10. Arroser copieusement au pied après la plantation, même s’il pleut, jusqu’à ce que la terre n’absorbe plus l’eau.
11. Pailler.

Les distances de plantation :

Haie basse (hauteur < 2 m) :
Obligation légale de planter à minimum 0,5 mètre de la limite de la propriété. Espacement de 50 cm entre les plants.
Haie fruitière, mellifère et traditionnelle (hauteur > 2 m) :
Obligation légale de planter à minimum 2 mètres de la limite de la propriété. Espacement de 70 cm entre les plants :



un arbre fruitier ?


1. Creuser un trou large (50 cm à 1 m pour un arbre déjà bien développé) et de 50 à 70 cm de profondeur. Mettre d’un côté la terre de surface et d’un autre la terre (souvent plus lourde) des profondeurs.
2. Mettre du compost mûr ou demi mûr au fond du trou. Mélangez avec un peu de terre.
3. Former un petit monticule au milieu du trou.

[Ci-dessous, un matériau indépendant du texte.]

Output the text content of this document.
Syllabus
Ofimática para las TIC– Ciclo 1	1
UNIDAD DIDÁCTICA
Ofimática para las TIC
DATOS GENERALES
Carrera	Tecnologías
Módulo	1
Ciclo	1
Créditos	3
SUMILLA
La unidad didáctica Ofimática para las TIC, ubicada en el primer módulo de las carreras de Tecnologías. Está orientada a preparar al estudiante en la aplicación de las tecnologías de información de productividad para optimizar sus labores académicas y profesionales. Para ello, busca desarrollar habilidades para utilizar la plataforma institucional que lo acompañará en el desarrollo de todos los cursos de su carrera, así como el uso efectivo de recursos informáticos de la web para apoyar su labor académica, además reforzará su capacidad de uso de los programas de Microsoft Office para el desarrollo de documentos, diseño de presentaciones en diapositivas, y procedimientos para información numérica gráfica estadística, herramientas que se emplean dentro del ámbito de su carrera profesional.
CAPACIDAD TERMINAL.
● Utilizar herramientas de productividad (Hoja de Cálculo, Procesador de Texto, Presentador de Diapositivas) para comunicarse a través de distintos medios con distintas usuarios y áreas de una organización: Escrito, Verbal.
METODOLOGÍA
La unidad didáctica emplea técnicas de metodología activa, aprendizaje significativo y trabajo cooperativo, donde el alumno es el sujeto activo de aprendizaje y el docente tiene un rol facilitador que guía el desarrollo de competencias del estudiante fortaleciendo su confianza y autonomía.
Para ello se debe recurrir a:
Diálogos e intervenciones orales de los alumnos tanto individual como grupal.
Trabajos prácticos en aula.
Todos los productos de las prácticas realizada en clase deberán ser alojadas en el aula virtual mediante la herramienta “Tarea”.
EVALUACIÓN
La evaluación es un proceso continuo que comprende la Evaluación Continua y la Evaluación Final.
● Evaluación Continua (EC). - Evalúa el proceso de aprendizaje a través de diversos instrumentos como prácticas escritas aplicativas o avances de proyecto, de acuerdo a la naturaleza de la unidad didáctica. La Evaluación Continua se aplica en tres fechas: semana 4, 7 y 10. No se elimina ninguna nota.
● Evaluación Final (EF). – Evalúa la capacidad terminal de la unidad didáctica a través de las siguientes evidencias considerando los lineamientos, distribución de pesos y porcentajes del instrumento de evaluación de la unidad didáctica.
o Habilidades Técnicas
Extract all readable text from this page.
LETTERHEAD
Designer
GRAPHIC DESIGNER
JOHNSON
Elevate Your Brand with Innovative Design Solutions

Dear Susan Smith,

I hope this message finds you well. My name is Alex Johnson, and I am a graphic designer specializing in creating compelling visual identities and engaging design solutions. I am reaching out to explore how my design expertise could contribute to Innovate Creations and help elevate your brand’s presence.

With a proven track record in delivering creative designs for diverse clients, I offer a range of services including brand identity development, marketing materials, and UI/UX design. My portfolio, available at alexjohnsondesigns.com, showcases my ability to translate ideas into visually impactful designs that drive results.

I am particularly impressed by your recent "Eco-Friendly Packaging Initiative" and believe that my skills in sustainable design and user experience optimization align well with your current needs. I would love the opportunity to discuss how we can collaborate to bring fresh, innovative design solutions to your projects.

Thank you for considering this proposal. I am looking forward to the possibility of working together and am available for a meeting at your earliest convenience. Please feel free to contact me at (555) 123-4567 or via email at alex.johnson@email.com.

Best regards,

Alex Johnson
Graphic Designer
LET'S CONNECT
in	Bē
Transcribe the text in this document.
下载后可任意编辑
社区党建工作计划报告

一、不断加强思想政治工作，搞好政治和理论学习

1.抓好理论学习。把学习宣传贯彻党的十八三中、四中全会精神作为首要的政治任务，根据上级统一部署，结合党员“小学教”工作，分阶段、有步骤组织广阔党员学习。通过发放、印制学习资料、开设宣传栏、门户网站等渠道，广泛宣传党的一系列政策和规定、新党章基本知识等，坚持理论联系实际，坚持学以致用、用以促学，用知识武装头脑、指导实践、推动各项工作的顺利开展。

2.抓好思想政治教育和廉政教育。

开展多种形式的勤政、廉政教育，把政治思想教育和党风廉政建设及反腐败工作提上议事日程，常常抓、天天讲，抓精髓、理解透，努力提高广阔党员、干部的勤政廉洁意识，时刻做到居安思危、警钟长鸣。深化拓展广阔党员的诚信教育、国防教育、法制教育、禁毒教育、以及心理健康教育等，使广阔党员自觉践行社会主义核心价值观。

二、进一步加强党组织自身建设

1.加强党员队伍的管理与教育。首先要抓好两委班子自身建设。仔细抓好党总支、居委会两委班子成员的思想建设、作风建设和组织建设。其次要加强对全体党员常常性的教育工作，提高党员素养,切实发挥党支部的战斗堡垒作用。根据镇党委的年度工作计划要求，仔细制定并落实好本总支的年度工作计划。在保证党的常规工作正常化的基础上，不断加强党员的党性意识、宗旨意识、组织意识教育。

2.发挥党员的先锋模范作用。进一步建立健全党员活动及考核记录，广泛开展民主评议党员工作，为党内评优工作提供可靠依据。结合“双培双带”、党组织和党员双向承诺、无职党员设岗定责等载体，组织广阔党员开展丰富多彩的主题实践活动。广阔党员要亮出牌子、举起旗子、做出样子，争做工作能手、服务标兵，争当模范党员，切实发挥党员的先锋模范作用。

Vous étalerez les racines de l’arbre sur ce monticule.
4. Mettre en place le tuteur
5. Couper nettement les racines abîmées. Si possible, praliner les racines (voir ci-dessous)
6. Introduire le plant dans le trou de plantation
7. Etaler les racines
8. Recouvrir d’abord avec la terre de profondeur (mise de côté lorsque l’on a creusé le trou) mélangée à un peu de compost.
9. Combler le trou avec la terre de surface également mélangée à du compost.
10. Maintenir le collet ou le point de greffe juste au-dessus du niveau du sol.
11. Tasser avec les pieds autour du plant.
12. Arroser copieusement au pied après la plantation, même s’il pleut, jusqu’à ce que la terre n’absorbe plus l’eau.
13. Pailler.

Distances de plantation :
Votre arbre doit être planté au minimum à 2 m de la limite de votre propriété.
Les pommiers, poiriers et cerisiers doivent être séparés d'au moins 10-12 m tandis que les pruniers doivent être plantés à minimum 6-7 mètres.

Tuteur :
Diamètre de 10 à 12 cm et longueur de 2,5 à 3m. A enfoncer sur une profondeur d’environ 70 à 80 cm. Placer le tuteur du côté des vents dominants.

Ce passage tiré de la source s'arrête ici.